Schafgarbe – appetitanregend und verdauungsfördernd

Schon Achilles soll das Schafgarbenkraut als Heilmittel genutzt haben / Bild: © Martin Fina - PTAheute.de

Die Schafgarbe soll ihren Namen tatsächlich von den wolligen Vierbeinern haben. So heißt, es, dass Schafe auf der Weide bevorzugt diesen Korbblütler verzehren, wenn es ihnen nicht gut geht. Auch wir schätzen Schafgarbenkraut zur Linderung von Magen-Darm-Störungen. 

Das „Achilleskraut“

Seit der Antike wird die Gemeine Schafgarbe (Achillea millefolium) als Heilmittel geschätzt, volksmedizinisch in erster Linie zum Blutstillen. Laut griechischer Mythologie hat sogar der sagenhafte Kriegsheld Achilles (nach dem auch die „Achillesferse“ benannt ist) die Schafgarbe genutzt: Seine Kämpfer, die beim Angriff auf Troja verletzt wurden, soll er mit Schafgarbenkraut kuriert haben. Daher rühren der lateinische Gattungsname „Achillea“ sowie die volkstümliche Bezeichnung „Achilleskraut“. 
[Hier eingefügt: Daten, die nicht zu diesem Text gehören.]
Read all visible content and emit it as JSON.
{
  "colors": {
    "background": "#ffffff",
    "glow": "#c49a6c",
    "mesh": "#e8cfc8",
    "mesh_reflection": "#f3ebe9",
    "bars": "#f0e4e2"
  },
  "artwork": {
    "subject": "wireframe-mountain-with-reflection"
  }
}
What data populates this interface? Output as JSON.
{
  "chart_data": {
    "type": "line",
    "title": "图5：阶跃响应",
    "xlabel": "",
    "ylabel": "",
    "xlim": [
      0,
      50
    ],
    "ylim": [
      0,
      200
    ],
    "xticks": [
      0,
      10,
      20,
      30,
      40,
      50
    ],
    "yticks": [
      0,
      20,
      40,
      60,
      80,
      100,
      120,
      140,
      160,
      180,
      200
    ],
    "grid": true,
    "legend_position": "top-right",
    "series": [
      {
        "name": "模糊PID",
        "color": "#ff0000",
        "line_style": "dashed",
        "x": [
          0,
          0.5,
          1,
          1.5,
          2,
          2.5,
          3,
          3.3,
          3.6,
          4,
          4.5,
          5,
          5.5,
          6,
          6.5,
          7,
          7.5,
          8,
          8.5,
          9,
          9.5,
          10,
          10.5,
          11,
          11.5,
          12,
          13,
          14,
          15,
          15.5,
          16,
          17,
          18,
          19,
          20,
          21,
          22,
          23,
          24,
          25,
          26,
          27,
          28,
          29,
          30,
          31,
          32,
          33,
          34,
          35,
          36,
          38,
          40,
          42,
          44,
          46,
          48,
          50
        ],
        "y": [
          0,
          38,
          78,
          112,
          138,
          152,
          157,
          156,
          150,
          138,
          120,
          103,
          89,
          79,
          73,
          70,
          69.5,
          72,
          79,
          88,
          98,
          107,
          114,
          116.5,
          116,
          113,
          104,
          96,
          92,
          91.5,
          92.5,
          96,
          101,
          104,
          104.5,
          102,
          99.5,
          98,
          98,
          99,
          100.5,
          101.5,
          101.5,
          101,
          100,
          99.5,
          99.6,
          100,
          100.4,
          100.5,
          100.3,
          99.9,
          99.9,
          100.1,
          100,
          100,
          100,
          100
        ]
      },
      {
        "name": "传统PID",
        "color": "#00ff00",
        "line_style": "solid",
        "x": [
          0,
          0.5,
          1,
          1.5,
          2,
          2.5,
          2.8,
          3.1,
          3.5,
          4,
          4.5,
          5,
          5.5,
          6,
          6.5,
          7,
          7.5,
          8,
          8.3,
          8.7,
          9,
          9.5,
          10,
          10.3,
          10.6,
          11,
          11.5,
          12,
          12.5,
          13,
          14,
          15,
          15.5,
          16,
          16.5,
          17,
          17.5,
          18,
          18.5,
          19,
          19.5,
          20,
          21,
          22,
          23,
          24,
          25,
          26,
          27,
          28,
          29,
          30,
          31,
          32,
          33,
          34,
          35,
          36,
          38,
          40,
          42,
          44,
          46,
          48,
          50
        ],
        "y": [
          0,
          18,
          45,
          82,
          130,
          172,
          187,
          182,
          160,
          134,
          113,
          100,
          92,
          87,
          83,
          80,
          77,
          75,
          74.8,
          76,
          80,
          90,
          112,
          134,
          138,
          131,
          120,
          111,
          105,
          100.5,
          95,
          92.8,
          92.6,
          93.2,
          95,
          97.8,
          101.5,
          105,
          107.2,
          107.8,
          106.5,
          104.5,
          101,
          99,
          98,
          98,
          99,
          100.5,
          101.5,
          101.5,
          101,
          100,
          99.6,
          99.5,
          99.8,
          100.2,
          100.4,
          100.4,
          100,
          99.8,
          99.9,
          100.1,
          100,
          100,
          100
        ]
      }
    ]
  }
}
Sekretionsfördernd, krampflösend, antientzündlich, antimikrobiell

In der modernen Phytotherapie wird Schafgarbenkraut (Millefolii herba) dagegen vorwiegend als Bitterstoffdroge bei gastrointestinalen Beschwerden genutzt. Zu den Indikationen gehören zum einen Appetitlosigkeit, zum anderen dyspeptische Beschwerden wie leichte krampfartige Beschwerden im Magen-Darm-Bereich. Darüber hinaus gibt es noch eine äußerliche Indikation: als Spasmolytikum bei schmerzhaften Krampfzuständen im kleinen Becken der Frau (in Form von Sitzbädern). 

Dem Schafgarbenkraut wird eine krampflösende, sekretionsanregende, adstringierende, antientzündliche und antibakterielle Wirksamkeit zugeschrieben. Verantwortlich sind dafür vor allem ätherisches Öl mit unter anderem Azulenverbindungen sowie Flavonoide und Polyacetylene. Die Bitterstoffe regen bereits im Mund die Speichelbildung und reflektorisch die Magensaftsekretion an. Im Magen angekommen, fördern sie die weitere Verdauungstätigkeit und stimulieren die Magen-Darm-Motilität. Außerdem regt Schafgarbenkraut die Gallensekretion an. 

Häufige Teedroge

Achillea millefolium als Teedroge / Bild: © Heike Rau - Fotolia.com

Die Bitterstoffdroge Millefolii herba eignet sich gut für die Teezubereitung (2 bis 4 g mit 250 ml heißem Wasser übergießen, 3- bis 4-mal täglich). Fertigteepräparate gibt es z.B. von Sidroga® und H&S®. Sinnvoll ist auch die Kombination mit anderen Amara wie Tausendgüldenkraut, Enzianwurzel oder Löwenzahnkraut (z.B. in H&S® Magentee, Sidroga® Leber- und Gallentee sowie im Extrakt). Im Fertigpräparat Kamillan® wird Schafgarbenkraut-Extrakt mit Kamillenblüten-Extrakt kombiniert. Achillea millefolium ist übrigens auch im immunmodulierenden Erkältungsmittel Impuret® mit enthalten.